Anthropic said that its cybersecurity effort, Project Glasswing, has basically already helped spot over 10,000 vulnerabilities with high and critical severity across software that a lot of people actually use, since it started last month.
As part of the program, a small group of cybersecurity partners gets early access to Claude Mythos Preview, which is an advanced AI model built to autonomously study software and surface security weaknesses before attackers get the chance to use them.
In Anthropic’s words, more than 6,200 of the vulnerability results were tied to over 1,000 open-source projects. Then, after more checks were run, the team confirmed that above 1,700 of those findings were legit, including more than 1,000 that were rated high or critical.
This kind of AI-based vulnerability discovery is showing up as a real change in cybersecurity. Pretty soon, orgs might have to run quicker patch cycles, keep tighter oversight, and be more defensively ready, because advanced AI tools keep reshaping both defense and the threats themselves.
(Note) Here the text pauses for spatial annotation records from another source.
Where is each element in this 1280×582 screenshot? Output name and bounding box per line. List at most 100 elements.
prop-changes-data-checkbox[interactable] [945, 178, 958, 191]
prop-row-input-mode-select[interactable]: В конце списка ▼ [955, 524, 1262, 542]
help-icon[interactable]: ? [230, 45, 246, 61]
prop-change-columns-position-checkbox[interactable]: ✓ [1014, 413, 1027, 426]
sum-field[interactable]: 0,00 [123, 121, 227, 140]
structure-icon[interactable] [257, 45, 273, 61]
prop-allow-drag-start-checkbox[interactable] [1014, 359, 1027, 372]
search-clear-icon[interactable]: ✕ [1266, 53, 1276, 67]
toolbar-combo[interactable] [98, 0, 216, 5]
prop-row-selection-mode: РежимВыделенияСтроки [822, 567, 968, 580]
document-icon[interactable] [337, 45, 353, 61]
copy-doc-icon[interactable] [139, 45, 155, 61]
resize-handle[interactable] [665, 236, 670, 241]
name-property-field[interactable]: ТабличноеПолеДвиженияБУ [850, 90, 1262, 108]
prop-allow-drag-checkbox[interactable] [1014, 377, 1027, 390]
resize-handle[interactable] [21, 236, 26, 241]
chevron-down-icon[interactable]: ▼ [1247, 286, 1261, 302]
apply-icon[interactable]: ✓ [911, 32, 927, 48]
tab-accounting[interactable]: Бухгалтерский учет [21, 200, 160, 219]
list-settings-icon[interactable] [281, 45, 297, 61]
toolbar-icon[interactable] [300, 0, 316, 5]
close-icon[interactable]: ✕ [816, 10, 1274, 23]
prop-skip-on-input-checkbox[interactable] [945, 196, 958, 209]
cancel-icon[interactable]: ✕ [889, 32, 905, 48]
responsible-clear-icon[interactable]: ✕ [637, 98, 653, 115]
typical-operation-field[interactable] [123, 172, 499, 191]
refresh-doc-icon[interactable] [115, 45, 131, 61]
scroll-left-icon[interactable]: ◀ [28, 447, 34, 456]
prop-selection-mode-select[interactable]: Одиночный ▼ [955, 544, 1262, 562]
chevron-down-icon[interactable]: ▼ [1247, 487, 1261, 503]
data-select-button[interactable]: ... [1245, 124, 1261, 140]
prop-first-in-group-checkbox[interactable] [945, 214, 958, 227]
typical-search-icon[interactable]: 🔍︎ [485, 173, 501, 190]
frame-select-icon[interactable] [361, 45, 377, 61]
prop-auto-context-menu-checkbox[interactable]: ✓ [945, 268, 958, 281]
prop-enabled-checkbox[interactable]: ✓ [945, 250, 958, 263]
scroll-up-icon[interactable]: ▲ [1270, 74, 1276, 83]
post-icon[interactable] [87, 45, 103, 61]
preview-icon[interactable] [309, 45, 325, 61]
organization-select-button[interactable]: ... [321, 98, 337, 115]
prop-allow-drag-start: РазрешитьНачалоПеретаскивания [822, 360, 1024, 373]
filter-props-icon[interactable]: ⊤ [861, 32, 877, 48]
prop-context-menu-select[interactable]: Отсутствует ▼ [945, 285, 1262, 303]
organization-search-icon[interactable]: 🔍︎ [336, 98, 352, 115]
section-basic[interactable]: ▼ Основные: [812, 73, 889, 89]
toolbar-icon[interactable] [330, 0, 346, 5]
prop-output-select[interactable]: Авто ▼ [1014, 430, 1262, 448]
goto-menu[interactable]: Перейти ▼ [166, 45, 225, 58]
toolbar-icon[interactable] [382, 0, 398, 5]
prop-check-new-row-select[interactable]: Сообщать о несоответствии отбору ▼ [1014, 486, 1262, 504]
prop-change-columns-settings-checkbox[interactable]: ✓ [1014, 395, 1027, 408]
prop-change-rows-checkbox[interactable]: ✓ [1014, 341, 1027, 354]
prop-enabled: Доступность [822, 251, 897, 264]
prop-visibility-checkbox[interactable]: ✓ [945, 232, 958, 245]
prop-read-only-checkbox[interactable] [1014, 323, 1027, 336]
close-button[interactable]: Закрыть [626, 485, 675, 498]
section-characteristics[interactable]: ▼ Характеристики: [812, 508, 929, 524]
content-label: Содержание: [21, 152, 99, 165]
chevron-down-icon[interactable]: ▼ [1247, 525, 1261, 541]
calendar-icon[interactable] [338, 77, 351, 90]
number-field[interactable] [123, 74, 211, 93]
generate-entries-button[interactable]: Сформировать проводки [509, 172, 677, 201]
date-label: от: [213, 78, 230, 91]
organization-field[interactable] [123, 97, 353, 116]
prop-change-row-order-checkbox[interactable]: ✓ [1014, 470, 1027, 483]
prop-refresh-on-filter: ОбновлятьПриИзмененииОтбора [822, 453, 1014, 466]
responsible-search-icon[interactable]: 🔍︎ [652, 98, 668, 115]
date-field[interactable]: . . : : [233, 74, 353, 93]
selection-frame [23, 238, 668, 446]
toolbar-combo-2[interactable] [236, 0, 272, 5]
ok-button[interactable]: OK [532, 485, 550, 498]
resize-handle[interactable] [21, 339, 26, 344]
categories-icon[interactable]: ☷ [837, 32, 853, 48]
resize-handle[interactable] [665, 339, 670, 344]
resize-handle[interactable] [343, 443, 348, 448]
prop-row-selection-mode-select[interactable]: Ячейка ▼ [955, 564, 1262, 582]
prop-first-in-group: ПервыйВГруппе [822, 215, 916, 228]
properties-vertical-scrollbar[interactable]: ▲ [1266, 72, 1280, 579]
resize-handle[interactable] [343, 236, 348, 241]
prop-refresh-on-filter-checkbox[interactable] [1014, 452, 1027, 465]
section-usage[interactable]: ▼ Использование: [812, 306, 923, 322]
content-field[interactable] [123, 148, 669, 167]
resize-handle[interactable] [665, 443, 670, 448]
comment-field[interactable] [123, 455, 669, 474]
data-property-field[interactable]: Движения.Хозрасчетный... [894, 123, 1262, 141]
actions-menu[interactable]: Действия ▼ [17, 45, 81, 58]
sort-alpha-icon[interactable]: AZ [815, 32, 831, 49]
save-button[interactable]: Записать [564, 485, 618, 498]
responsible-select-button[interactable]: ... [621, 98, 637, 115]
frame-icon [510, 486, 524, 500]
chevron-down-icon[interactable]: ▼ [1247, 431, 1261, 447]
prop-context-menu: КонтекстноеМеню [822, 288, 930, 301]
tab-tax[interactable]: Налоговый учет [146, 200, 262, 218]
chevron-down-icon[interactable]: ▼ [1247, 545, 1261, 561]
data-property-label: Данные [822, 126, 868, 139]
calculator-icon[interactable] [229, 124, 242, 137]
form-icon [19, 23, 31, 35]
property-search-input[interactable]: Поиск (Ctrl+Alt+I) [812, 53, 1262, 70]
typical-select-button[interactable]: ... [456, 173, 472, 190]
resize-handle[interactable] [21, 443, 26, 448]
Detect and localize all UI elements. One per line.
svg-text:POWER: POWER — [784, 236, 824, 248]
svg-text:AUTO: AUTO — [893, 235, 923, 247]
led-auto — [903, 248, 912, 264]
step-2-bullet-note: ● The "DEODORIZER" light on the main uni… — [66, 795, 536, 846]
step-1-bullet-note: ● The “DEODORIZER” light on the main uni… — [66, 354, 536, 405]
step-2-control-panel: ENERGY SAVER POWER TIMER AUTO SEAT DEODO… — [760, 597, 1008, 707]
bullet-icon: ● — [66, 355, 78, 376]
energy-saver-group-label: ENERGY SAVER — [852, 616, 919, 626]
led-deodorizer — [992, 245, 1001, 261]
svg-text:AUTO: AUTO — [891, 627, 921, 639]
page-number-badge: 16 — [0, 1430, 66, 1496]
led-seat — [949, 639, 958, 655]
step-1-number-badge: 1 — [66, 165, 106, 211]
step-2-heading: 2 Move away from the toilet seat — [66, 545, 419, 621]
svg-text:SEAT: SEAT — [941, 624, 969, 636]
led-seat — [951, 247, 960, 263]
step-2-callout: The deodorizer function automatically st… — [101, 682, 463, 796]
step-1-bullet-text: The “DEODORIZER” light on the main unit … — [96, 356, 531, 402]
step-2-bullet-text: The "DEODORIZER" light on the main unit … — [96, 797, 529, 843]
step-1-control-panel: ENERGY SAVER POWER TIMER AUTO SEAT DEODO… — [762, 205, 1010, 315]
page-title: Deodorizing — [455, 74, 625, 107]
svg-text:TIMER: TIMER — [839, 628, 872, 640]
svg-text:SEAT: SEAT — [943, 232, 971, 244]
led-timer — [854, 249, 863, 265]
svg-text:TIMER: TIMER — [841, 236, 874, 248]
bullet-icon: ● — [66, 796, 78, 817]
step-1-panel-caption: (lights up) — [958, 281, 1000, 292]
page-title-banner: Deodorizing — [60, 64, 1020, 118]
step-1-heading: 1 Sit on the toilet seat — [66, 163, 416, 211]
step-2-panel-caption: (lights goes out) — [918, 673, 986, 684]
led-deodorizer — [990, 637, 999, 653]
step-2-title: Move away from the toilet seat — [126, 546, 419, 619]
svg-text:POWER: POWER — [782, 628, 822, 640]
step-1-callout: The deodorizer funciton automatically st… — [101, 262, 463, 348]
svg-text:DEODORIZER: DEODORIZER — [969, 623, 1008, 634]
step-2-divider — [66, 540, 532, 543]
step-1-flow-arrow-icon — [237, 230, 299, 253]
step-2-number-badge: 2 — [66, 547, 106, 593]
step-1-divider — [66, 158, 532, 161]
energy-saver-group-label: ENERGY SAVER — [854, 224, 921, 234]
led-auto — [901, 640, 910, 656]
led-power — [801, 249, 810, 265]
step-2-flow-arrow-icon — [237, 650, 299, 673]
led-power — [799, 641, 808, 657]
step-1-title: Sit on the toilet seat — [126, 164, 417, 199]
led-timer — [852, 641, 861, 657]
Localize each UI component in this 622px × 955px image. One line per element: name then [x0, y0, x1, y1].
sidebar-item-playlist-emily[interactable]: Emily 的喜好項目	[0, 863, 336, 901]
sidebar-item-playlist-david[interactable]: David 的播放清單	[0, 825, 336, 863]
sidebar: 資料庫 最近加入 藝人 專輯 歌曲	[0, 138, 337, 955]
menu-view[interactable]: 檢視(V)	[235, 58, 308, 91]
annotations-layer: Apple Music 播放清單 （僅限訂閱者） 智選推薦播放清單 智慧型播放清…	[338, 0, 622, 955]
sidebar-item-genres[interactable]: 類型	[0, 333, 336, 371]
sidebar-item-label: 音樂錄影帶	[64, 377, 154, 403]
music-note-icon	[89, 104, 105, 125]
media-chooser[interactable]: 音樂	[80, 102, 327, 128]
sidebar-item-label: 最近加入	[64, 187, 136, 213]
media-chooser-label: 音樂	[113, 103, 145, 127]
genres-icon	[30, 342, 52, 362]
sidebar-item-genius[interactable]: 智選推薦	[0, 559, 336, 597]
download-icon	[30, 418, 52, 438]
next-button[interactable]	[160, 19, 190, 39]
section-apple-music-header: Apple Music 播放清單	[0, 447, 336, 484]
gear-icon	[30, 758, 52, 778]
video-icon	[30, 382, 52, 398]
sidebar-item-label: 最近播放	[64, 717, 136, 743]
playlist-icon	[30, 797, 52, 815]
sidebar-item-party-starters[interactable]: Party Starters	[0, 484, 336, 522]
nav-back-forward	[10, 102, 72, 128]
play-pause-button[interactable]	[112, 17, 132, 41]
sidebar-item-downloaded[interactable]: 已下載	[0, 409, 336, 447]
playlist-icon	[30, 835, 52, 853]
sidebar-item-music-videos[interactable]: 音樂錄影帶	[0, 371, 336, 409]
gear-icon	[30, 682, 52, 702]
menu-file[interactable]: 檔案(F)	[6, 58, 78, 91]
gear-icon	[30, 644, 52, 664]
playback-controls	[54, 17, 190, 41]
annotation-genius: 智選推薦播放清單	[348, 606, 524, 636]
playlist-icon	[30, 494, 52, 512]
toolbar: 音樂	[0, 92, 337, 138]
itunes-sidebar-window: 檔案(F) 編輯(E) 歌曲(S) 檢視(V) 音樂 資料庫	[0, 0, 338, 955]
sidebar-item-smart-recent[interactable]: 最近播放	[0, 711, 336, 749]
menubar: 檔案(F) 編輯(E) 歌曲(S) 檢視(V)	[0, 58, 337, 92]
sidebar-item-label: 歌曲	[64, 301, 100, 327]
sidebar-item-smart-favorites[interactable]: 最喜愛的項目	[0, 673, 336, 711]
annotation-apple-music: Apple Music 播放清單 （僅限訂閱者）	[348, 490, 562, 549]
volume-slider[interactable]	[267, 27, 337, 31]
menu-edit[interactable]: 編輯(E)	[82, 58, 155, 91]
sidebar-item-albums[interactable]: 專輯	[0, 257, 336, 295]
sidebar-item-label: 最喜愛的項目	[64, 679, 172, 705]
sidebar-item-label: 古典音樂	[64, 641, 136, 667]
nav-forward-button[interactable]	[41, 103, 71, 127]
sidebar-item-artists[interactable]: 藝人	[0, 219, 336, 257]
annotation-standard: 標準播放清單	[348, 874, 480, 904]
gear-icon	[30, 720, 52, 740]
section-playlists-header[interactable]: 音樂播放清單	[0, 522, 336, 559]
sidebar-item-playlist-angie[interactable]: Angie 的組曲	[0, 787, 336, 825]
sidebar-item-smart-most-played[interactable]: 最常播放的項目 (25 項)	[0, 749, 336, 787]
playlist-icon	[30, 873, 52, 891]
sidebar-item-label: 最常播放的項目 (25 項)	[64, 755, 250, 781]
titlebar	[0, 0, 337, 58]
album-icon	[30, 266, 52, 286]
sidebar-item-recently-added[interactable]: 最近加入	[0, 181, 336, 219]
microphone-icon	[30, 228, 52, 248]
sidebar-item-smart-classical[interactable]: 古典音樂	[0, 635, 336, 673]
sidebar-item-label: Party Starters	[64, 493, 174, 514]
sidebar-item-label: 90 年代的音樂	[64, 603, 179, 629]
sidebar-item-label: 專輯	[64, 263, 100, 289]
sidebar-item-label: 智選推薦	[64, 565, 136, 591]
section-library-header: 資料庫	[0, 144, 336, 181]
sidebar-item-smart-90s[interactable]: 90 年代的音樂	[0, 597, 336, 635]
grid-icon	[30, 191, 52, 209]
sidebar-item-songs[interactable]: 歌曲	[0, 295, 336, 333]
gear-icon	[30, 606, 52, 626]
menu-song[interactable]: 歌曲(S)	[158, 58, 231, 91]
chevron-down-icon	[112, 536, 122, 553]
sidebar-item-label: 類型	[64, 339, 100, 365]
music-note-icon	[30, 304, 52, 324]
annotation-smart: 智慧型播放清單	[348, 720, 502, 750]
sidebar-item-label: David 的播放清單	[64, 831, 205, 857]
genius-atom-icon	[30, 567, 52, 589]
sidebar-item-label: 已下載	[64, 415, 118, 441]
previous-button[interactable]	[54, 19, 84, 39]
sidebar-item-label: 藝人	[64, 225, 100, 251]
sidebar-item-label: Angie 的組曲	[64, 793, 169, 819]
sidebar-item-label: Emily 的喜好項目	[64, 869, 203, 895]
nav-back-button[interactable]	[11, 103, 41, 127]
One of the major findings sort of points at a critical flaw in WolfSSL that might let a malicious actor forge certificates and then impersonate real services, you know. Anthropic said that dozens of the vulnerabilities they identified have already been patched, and that security advisories were also issued to the projects that were affected.
The company also admitted, pretty plainly, that AI is changing the cybersecurity scene, like, rapidly. Even though AI models can boost vulnerability hunting and defensive research in a meaningful way, they also add this kind of pressure for organizations, because issues may be discovered far faster than anyone can realistically remediate them.
Security researchers tied to the effort described Mythos Preview as especially strong in poring over source code with a security-minded approach. Some other reports go further, and suggest the model can link several weaknesses together into believable attack paths, which makes it feel more capable than the usual automated scanning tools.
Beyond vulnerability research, Anthropic mentioned that at least one financial institution reportedly used its AI system to detect and stop a fraudulent wire transfer attempt after attackers got into a customer’s email account, and then tried to spoof the communication.
Also, the whole rise of AI-assisted discovery is kind of shifting the way software vendors handle patch management, and now companies are being pushed to make patch cycles faster, improve logging, lock down default configurations, and lean on multi-factor authentication to lower overall exposure.
On top of that, Anthropic launched a Cyber Verification Program, which gives verified security professionals a chance to use advanced AI capabilities for vulnerability research, penetration testing, and defensive operations-more or less.
Cybersecurity firms like IntelligenceX help organizations adjust to these moving threats via threat intelligence, vulnerability monitoring, security analysis, and those proactive defense strategies that people tend to overlook until it’s too late.
As AI keeps transforming cybersecurity, that balance between quicker vulnerability discovery and quicker patching may become one of the most important security problems for organizations around the globe, or at least it feels that way.